07.04.2009

Obama must bring Ankara to peace talks with the Kurds

Appeal to the US President


Barack Obama must bring the Turkish government to begin talks with the political representatives of the Kurds in Parliament for a peaceful solution to the Kurdish question. With this appeal the Society for Threatened Peoples (GfbV) wrote to the US President on Friday. The human rights organisation also asked Obama to speak out for the release of the 3,835 Kurdish political prisoners. Most of them have been in prison in Turkey for more than 20 years. About half of them have never had a court case.

 

"Turkey will find no peace until Kurdish identity is recognized,” is the message in the letter of the GfbV to Obama. For the Kurds it is important that the equality of their language and culture be recognized. There is to date not a single Kurdish school for the 15 – 20 million Kurds in Turkey.
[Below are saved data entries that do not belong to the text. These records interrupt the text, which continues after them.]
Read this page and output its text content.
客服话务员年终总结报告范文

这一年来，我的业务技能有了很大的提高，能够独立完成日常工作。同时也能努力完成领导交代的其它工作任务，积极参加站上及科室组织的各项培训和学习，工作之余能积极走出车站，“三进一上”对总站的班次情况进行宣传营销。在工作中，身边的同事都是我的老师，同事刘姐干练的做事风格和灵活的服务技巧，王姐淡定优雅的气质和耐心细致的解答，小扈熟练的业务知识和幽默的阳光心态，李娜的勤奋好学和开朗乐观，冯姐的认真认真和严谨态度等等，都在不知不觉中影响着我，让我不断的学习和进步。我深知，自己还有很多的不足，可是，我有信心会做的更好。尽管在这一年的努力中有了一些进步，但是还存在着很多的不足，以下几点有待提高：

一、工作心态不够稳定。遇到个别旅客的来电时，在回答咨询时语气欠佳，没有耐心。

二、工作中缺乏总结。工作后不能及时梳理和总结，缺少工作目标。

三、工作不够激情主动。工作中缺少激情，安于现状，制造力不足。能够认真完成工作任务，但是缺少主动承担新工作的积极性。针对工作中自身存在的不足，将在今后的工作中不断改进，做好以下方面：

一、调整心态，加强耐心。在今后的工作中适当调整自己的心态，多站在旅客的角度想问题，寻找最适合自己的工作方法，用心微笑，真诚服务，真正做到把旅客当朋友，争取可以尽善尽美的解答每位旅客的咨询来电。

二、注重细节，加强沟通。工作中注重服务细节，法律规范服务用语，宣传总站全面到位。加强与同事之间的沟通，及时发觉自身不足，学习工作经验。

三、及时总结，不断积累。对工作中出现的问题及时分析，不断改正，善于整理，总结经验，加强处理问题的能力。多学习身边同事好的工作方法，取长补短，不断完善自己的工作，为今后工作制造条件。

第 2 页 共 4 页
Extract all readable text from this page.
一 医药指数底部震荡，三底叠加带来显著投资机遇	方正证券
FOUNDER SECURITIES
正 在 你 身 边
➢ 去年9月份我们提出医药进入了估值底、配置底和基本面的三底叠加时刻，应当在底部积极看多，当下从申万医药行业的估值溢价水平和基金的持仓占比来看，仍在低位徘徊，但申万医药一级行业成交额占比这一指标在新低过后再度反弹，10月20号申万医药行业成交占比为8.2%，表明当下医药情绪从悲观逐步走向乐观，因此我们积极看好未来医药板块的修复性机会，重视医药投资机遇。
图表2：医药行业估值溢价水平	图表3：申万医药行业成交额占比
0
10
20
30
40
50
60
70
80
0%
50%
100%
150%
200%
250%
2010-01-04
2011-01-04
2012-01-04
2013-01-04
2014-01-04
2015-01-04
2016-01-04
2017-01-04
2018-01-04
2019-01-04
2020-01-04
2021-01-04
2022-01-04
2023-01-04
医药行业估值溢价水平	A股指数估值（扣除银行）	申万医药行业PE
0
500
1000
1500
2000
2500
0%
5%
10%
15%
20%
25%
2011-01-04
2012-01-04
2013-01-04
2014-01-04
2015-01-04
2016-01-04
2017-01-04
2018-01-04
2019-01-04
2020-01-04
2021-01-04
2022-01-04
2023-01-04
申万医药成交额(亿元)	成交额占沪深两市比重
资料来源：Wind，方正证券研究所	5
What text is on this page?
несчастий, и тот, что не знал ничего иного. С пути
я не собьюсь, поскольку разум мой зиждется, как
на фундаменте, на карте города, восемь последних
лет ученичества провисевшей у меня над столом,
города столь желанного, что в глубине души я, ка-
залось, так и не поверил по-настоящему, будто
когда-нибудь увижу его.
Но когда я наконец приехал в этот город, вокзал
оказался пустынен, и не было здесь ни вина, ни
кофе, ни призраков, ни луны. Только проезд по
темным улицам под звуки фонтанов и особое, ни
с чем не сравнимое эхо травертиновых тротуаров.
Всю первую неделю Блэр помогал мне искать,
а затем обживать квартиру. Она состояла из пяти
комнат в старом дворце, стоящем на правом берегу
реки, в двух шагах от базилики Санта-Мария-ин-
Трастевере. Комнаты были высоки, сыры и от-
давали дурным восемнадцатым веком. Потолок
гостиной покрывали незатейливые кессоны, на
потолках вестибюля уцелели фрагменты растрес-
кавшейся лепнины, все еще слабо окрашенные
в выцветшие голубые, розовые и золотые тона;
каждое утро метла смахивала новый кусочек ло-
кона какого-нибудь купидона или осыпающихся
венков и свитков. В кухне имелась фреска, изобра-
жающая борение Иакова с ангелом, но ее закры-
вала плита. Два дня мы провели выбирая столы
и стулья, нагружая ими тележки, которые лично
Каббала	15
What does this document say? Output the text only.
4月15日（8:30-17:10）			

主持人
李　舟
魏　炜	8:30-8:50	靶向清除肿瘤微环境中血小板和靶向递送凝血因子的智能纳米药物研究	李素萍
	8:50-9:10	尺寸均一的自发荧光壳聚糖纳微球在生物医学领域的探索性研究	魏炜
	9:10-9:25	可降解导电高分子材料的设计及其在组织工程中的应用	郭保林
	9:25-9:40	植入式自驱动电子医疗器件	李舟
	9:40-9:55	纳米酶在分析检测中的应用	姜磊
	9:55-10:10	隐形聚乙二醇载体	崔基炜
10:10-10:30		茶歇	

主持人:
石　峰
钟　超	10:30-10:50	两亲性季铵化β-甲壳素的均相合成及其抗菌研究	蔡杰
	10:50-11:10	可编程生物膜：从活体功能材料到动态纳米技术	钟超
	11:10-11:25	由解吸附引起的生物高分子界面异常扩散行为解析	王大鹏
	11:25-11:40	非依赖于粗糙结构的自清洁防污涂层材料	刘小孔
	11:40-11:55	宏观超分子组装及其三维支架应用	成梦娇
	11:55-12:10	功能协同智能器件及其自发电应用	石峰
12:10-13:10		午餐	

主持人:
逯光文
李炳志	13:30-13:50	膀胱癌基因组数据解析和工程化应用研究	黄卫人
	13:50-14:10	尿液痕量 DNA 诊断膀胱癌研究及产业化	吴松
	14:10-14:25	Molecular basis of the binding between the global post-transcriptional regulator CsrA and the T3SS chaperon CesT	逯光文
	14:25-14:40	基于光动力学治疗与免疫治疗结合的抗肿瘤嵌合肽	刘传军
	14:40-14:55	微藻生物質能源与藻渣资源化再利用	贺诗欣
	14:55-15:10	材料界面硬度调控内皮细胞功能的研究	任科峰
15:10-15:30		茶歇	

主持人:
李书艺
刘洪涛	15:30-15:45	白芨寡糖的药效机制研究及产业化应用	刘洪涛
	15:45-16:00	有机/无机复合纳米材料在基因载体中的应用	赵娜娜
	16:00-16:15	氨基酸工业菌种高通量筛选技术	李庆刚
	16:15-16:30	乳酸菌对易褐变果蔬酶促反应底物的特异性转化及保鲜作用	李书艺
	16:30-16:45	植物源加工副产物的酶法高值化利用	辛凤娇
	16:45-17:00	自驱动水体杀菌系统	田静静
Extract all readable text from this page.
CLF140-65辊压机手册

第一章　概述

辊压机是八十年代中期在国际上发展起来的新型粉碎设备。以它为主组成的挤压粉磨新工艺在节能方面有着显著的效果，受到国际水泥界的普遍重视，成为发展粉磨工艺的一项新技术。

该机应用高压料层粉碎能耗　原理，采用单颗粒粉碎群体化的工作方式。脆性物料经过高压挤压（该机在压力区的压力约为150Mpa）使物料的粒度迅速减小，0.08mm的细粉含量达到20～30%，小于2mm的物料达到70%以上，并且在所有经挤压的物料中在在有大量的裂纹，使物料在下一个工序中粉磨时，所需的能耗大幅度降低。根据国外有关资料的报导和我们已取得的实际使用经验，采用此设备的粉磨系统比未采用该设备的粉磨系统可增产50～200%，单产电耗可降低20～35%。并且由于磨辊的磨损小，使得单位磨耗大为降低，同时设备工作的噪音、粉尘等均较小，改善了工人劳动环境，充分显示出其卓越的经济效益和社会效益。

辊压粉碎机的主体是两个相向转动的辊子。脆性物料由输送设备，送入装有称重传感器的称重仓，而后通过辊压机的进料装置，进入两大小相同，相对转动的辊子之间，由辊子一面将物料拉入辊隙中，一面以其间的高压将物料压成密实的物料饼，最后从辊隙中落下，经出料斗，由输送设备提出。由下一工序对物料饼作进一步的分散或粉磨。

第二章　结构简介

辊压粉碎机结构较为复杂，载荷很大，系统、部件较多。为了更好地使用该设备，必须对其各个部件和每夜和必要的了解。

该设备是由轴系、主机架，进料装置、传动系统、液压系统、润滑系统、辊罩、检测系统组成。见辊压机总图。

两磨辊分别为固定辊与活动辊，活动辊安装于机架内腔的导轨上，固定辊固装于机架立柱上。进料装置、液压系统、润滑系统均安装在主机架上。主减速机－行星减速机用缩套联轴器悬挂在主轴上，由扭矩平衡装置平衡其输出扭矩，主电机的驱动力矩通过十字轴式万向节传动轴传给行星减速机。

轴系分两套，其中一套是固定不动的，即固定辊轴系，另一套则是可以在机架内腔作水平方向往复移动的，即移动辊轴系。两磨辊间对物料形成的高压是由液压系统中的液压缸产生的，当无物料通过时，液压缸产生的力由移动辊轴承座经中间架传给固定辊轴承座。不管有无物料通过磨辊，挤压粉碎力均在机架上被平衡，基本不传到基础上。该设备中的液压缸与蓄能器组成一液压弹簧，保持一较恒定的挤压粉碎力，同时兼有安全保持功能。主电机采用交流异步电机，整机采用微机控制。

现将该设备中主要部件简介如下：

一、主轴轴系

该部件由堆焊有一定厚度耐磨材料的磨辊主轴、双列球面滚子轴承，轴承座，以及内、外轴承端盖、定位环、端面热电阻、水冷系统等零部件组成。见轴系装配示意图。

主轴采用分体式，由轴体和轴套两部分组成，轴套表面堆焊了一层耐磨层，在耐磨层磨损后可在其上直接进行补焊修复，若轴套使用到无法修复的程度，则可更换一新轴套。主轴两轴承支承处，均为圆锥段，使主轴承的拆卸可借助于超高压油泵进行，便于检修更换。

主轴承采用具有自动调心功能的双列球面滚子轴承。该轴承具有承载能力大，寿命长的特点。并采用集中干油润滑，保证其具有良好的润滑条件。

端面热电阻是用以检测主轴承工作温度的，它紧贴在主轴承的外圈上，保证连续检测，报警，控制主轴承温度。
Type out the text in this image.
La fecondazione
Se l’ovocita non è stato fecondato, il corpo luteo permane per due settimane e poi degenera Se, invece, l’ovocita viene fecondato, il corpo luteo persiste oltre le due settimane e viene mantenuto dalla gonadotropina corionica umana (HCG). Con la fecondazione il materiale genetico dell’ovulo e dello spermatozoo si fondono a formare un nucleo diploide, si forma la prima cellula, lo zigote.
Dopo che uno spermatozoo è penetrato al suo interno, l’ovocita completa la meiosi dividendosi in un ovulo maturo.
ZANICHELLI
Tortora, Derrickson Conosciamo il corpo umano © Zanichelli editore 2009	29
They make up at least 20 percent of the population.

 

The GfbV pointed out in its letter to Obama, who is expected in Ankara on Sunday, that there is no freedom of religion for the communities of the Alevites, Yezidi and Syrian orthodox Christians. The religion of the majority, Sunni Islam, has the function of a state religion. Tens of thousands of the Yezidi and Syrian Orthodox have been driven out in the past decades, while the few thousand remaining are subjected to constant discrimination and persecution. The Alevites, who number about 20 million, are subject to discrimination.

 

In this connection the GfbV draws attention to the demand for the USA to bring the Turkish government to cease denying the genocide against approximately 1.5 million Armenians between 1915 and 1918.

 

The Cyprus question is also dealt with in the letter from the human rights organisation. This dangerous, smouldering conflict between Turkey and the Republic of Cyprus as a member of the European Union must be solved urgently. Some 200,000 Greek, Armenian, Latin and Maronite Cypriots were driven out by the Turkish army in 1974 and nearly 100,000 Turks from the mainland were moved illegally to the occupied northern part of the island. "We beg you, Mr. President, to step in for a speedy solution of the Cyprus question for the sake of human rights and the rights of Cypriots of all ethnic groups who were expelled or forcibly resettled, so that reunification can be achieved.”